Bereits seit der Antike galt es als philosophisches Problem, ob den Universalbegriffen ein reales Sein zukommt oder ob sie bloße Bezeichnungen sind, was schließlich im Mittelalter zum sog. Universalienstreit führte.

Aus geisteswissenschaftlicher Sicht sind die Gruppenseelen als die wahre geistige Realität anzusehen, die sich hinter dem philosophischen Universalien-Begriff verbirgt.

Gemäßigter Realismus

Hauptartikel: Universalienstreit

Als Aristoteliker und ausgehend von den Kommentaren zu Aristoteles von Averroes und Avicenna vertraten in der Hochscholastik (13. Jahrhundert) Albertus Magnus und Thomas von Aquin einen gemäßigten Realismus. Das Allgemeine hat eine denkunabhängige Grundlage in den Einzeldingen; es existiert zwar nicht selbst, ist aber in den Dingen realisiert: „universalia autem non sunt res subsistentes, sed habent esse solum in singularibus“[1] („Das Allgemeine ist aber kein selbständiges Ding, sondern hat nur in den Einzeldingen Sein“[2]). Ohne die Realisierung im Einzelding ist das Allgemeine nur ein Gedanke. Thomas unterschied dabei

  1. Universalien, die sich in der göttlichen Vernunft bilden und vor den Einzeldingen existieren (universalia ante rem oder auch universala ante multiplicitatem),
  2. Universalien, die als Allgemeines in den Einzeldingen selbst existieren (universalia in re oder universala in multiplicitate),
  3. Universalien, die als Begriffe im Verstand des Menschen existieren, das heißt nach den Dingen (universalia post rem oder universala post multiplicitatem).
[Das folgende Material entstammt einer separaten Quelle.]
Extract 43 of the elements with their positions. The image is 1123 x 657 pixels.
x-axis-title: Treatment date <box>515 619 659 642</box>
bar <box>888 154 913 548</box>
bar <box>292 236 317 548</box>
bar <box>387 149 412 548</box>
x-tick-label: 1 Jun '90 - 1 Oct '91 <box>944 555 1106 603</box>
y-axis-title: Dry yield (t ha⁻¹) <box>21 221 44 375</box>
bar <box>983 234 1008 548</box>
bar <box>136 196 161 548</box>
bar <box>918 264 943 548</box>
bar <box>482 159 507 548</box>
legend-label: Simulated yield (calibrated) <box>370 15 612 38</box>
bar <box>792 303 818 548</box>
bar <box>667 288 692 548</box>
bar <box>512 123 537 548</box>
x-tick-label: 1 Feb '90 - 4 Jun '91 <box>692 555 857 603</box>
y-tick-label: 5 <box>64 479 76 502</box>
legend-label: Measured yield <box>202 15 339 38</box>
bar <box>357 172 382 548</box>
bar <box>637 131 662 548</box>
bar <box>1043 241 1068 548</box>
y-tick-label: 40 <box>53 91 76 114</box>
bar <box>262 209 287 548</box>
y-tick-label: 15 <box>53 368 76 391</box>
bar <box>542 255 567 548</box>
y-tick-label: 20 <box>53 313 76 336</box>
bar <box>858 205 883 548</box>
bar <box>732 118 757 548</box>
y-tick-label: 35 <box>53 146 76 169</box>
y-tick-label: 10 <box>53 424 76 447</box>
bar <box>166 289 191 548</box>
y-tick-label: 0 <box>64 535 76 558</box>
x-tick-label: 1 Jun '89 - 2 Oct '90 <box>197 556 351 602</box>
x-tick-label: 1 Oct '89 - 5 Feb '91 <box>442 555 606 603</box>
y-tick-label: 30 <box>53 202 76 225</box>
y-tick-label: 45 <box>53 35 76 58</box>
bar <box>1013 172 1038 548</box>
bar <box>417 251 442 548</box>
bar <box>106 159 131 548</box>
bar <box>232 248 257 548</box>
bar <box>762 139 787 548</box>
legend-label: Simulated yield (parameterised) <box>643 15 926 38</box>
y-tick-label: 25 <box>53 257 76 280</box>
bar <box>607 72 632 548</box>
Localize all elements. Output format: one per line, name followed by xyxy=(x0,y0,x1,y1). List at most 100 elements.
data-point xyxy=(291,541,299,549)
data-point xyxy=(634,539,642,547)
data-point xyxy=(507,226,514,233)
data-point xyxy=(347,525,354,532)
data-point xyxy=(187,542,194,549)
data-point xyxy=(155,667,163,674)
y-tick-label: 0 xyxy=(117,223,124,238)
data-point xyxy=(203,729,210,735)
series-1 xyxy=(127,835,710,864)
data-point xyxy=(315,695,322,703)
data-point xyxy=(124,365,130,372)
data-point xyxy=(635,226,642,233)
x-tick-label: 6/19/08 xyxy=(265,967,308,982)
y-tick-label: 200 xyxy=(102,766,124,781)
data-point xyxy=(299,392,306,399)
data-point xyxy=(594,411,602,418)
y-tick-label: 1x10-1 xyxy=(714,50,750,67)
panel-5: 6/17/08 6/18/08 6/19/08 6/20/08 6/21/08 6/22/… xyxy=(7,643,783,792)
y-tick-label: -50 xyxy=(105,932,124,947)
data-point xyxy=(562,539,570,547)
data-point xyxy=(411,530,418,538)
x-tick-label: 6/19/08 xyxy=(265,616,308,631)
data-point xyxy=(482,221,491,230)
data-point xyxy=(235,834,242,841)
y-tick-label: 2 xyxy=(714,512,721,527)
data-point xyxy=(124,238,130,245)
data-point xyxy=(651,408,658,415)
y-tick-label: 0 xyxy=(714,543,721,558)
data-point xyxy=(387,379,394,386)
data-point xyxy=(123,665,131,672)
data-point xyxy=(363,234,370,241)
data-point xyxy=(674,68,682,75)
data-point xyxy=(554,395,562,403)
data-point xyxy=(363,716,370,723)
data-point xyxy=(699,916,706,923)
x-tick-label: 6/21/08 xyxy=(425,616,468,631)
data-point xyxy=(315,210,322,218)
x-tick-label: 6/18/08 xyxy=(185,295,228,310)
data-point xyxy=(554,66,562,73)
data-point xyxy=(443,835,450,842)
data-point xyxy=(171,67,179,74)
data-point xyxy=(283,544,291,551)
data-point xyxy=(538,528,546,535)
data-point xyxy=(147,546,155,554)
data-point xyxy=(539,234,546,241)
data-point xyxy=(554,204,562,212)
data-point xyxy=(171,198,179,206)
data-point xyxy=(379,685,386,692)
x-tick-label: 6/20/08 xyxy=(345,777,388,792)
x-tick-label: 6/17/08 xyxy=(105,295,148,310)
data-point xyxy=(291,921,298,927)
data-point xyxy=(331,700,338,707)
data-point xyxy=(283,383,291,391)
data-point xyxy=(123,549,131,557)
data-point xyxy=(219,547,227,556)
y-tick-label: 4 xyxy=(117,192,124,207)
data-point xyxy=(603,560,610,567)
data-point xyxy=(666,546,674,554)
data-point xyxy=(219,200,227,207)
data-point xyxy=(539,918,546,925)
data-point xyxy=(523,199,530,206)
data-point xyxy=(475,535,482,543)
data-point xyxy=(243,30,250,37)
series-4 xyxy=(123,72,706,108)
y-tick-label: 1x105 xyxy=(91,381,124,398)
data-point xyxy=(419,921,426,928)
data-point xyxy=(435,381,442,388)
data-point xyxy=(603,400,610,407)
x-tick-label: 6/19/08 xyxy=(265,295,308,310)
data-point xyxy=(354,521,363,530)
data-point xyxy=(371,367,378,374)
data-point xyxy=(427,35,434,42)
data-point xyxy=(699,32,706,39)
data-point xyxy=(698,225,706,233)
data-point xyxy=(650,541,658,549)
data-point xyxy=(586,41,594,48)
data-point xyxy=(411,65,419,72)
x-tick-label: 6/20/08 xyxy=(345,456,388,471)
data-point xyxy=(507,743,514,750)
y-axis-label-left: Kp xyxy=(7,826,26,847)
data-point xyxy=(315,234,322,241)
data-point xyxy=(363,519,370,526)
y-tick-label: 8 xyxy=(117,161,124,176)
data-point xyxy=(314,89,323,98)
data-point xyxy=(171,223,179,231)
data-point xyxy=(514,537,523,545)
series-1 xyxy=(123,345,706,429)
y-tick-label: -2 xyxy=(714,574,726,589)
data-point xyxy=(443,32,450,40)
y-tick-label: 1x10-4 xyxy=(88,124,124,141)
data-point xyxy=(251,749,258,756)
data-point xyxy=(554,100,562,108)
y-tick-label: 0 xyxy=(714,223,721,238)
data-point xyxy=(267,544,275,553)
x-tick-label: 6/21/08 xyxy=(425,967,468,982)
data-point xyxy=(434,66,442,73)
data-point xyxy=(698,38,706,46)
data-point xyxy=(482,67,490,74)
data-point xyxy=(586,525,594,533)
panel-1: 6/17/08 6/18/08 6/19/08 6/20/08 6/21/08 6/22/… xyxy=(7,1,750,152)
„Der Zentralgedanke des Mittelalters, gleichsam das unsichtbare Motto, das über ihm schwebt, lautet: universalia sunt realia; nur die Ideen sind wirklich. Der große „Universalienstreit“, der fast das ganze Mittelalter erfüllt, geht niemals um den eigentlichen Grundsatz, sondern nur um dessen Formulierungen. Es gab bekanntlich drei Richtungen, die einander in der Herrschaft ablösten. Der „extreme Realismus" behauptet: universalia sunt ante rem, das heißt: sie gehen den konkreten Dingen vorher, und zwar sowohl dem Range nach wie als Ursache; der „gemäßigte Realismus" erklärt: universalia sunt in re, das heißt: sie sind in den Dingen als deren wahres Wesen enthalten; der „Nominalismus" stellt den Grundsatz auf: universalia sunt post rem: sie sind aus den Dingen abgezogen, also bloße Verstandesschöpfungen, und er bedeutet daher in der Tat eine Auflösung des Realismus: seine Herrschaft gehört aber, wie wir später sehen werden, nicht mehr dem eigentlichen Mittelalter an.“

Egon Fridell: Kulturgeschichte der Neuzeit, Band 1, S. 77[1]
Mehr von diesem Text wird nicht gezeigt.